The study was designed to have three phases. Phase 1 was to evaluate the new synthetic middle meatal spacer, Nasopore®, and compare it to MeroGel. The latter has been shown to be biocompatible and biologically inert, Dr. Catalano said.
-Peter J. Catalano, MD
Phases 2 and 3 evaluated Nasopore, a bioresorbable, compressive foam, as a drug delivery technology in patients undergoing ESS. It comes in several different shapes. And you could cut it to any shape you want, he said.
A total of 35 patients with chronic rhinosinusitis (CRS) who were undergoing sinus surgery were included in the phase 1 part of the study. Each patient had a MeroGel stent placed in the middle meatus on the right, and a Nasopore square in the middle meatus on the left. Each patient also received one week of postoperative oral antibiotics, a Depo-Medrol injection in recovery, and nasal irrigations for a month at follow-up visits.

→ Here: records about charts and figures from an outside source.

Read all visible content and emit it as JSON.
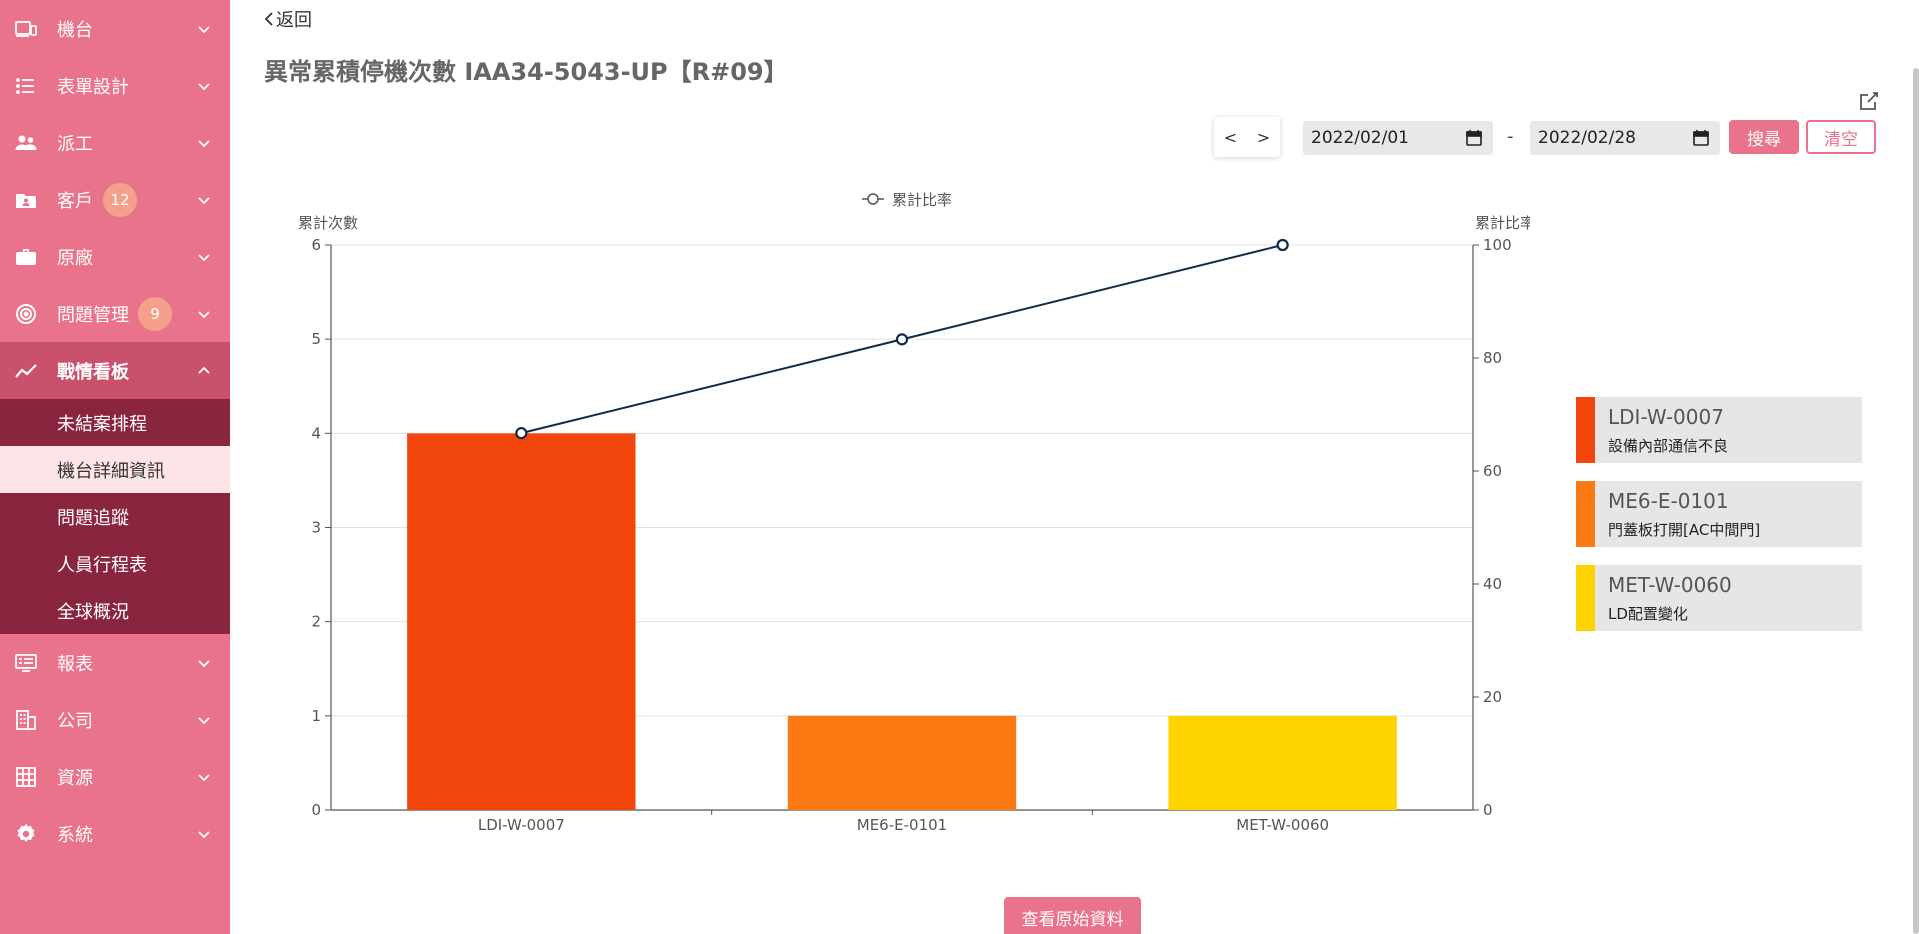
{
  "sidebar": {
    "items": [
      {
        "label": "機台",
        "icon": "devices-icon"
      },
      {
        "label": "表單設計",
        "icon": "list-icon"
      },
      {
        "label": "派工",
        "icon": "people-icon"
      },
      {
        "label": "客戶",
        "icon": "contact-card-icon",
        "badge": "12"
      },
      {
        "label": "原廠",
        "icon": "briefcase-icon"
      },
      {
        "label": "問題管理",
        "icon": "target-icon",
        "badge": "9"
      },
      {
        "label": "戰情看板",
        "icon": "trend-line-icon"
      },
      {
        "label": "報表",
        "icon": "monitor-icon"
      },
      {
        "label": "公司",
        "icon": "building-icon"
      },
      {
        "label": "資源",
        "icon": "grid-icon"
      },
      {
        "label": "系統",
        "icon": "gear-icon"
      }
    ],
    "submenu": [
      {
        "label": "未結案排程"
      },
      {
        "label": "機台詳細資訊"
      },
      {
        "label": "問題追蹤"
      },
      {
        "label": "人員行程表"
      },
      {
        "label": "全球概況"
      }
    ]
  },
  "header": {
    "back_label": "返回",
    "title": "異常累積停機次數 IAA34-5043-UP【R#09】"
  },
  "toolbar": {
    "prev_label": "<",
    "next_label": ">",
    "start_date": "2022/02/01",
    "end_date": "2022/02/28",
    "range_sep": "-",
    "search_label": "搜尋",
    "clear_label": "清空"
  },
  "chart_data": {
    "type": "bar",
    "categories": [
      "LDI-W-0007",
      "ME6-E-0101",
      "MET-W-0060"
    ],
    "values": [
      4,
      1,
      1
    ],
    "bar_colors": [
      "#f3460d",
      "#fb7a14",
      "#fed400"
    ],
    "line_series": {
      "name": "累計比率",
      "values": [
        66.7,
        83.3,
        100
      ],
      "color": "#0f2a4a"
    },
    "ylabel_left": "累計次數",
    "ylabel_right": "累計比率",
    "ylim_left": [
      0,
      6
    ],
    "ylim_right": [
      0,
      100
    ],
    "yticks_left": [
      "0",
      "1",
      "2",
      "3",
      "4",
      "5",
      "6"
    ],
    "yticks_right": [
      "0",
      "20",
      "40",
      "60",
      "80",
      "100"
    ],
    "legend_position": "top-center",
    "grid": true
  },
  "legend_cards": [
    {
      "code": "LDI-W-0007",
      "desc": "設備內部通信不良",
      "color": "#f3460d"
    },
    {
      "code": "ME6-E-0101",
      "desc": "門蓋板打開[AC中間門]",
      "color": "#fb7a14"
    },
    {
      "code": "MET-W-0060",
      "desc": "LD配置變化",
      "color": "#fed400"
    }
  ],
  "footer": {
    "raw_data_label": "查看原始資料"
  },
  "colors": {
    "accent": "#e8738a",
    "sidebar_dark": "#8a2540",
    "sidebar_open": "#c9516b",
    "active_sub": "#fde4e7"
  }
}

There were 69 patients in the phase 2 portion of the study. Here, plain Nasopore was used in the left middle meatus, and for the right side, the foam was soaked in a Bacitracin solution of 50 mg/cc. Patients underwent the same postoperative regimen but had two fewer days of oral antibiotics. Endoscopy was performed postsurgery to evaluate the middle meatus at two, six, and 12 weeks.
At the end of phase 1, researchers found no real differences between the two groups of patients. Nasal congestion in almost every patient was normal up to two weeks. Headaches were again pretty equal and normal postoperatively. The infection was higher in the MeroGel side than the Nasopore side, but nothing that was of significance, Dr. Catalano said. The stents had all dissolved by a 14-day postsurgery follow-up visit.

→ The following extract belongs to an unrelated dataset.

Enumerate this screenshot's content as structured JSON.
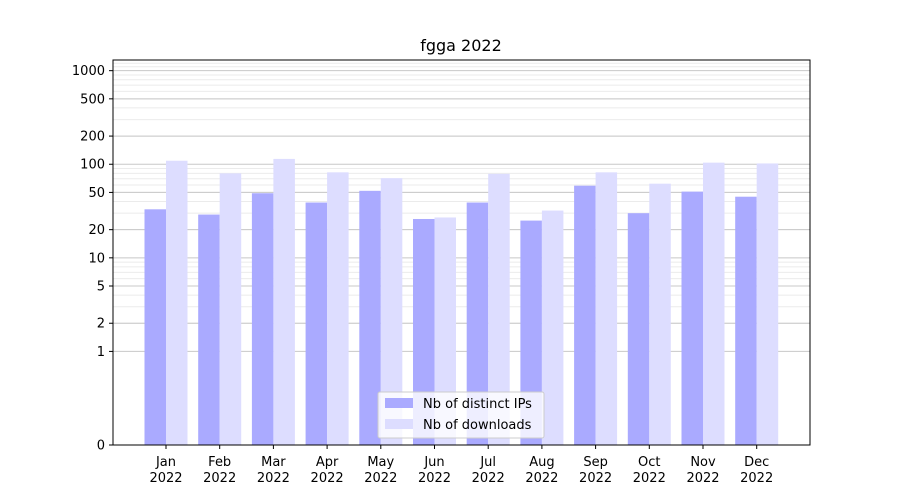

As for results from phase 2, there were only minor differences found between patients who received the pharmacologically active stents and those who received the plain ones. On the Bacitracin side versus the plain side, there was absolutely no evidence of any kind of biological reactivity, he said.

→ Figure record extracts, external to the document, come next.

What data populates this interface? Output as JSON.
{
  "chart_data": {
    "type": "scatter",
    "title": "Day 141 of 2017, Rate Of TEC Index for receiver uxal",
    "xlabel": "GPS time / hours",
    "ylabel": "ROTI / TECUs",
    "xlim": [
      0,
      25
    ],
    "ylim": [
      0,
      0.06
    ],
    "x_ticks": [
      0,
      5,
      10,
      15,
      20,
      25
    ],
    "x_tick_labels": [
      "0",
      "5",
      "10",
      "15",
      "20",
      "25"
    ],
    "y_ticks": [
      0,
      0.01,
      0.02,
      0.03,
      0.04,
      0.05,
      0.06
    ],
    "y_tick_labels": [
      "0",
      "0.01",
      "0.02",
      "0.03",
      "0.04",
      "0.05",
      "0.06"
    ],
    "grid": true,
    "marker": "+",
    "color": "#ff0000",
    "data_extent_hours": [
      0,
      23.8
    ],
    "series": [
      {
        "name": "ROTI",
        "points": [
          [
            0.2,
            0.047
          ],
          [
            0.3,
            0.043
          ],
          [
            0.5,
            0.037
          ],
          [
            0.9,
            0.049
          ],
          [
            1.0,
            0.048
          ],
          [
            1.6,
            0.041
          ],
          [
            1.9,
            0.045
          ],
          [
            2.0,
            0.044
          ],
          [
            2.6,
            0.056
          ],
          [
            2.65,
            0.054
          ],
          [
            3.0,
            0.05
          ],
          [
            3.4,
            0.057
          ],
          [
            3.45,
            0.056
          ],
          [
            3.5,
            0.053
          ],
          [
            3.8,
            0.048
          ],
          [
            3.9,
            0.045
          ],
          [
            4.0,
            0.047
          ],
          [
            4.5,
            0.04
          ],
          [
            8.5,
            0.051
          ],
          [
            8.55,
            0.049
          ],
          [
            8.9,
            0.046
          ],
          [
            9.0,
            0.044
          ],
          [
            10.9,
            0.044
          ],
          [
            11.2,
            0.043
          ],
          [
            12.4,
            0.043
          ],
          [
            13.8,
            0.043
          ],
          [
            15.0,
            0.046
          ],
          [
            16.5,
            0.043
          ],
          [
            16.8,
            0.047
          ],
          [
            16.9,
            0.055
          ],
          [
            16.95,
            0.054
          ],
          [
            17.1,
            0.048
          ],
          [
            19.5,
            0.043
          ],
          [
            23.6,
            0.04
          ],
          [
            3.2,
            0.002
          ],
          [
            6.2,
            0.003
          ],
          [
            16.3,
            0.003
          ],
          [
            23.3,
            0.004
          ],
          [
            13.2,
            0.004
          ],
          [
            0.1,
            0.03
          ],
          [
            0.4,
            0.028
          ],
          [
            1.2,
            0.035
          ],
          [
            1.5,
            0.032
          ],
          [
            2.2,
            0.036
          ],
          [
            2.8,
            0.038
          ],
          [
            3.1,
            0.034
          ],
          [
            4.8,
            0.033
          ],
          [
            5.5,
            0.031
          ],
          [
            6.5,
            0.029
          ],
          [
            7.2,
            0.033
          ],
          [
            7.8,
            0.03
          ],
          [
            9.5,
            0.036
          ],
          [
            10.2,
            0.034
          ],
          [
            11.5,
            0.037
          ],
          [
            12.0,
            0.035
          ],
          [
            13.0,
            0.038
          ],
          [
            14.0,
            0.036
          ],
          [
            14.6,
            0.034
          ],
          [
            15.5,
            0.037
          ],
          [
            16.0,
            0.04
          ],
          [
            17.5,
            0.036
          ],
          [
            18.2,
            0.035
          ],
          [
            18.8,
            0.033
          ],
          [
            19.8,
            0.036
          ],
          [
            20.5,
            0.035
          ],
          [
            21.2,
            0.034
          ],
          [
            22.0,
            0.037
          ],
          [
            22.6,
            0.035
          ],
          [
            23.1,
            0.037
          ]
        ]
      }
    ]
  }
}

Phase 3 is under way and will prospectively evaluate Nasopore for local drug delivery in a randomized controlled trial without systemic antibiotic coverage. The overall goal is to minimize or eliminate the need for systemic medications and their associated side effects and costs, he said.
However, Dr. Catalano noted there were some limitations to the study and that more research needs to be done. This was essentially a feasibility study.
This study is limited by its sample size and the lack of a control group. For the study to be powered properly to show a statistical significance, we’d have to have about 700 patients, due to the relatively low incidence of postoperative sinusitis in this population. It does, however, represent an important first step in attempting to provide local drug delivery for patients undergoing endoscopic sinus surgery, he said.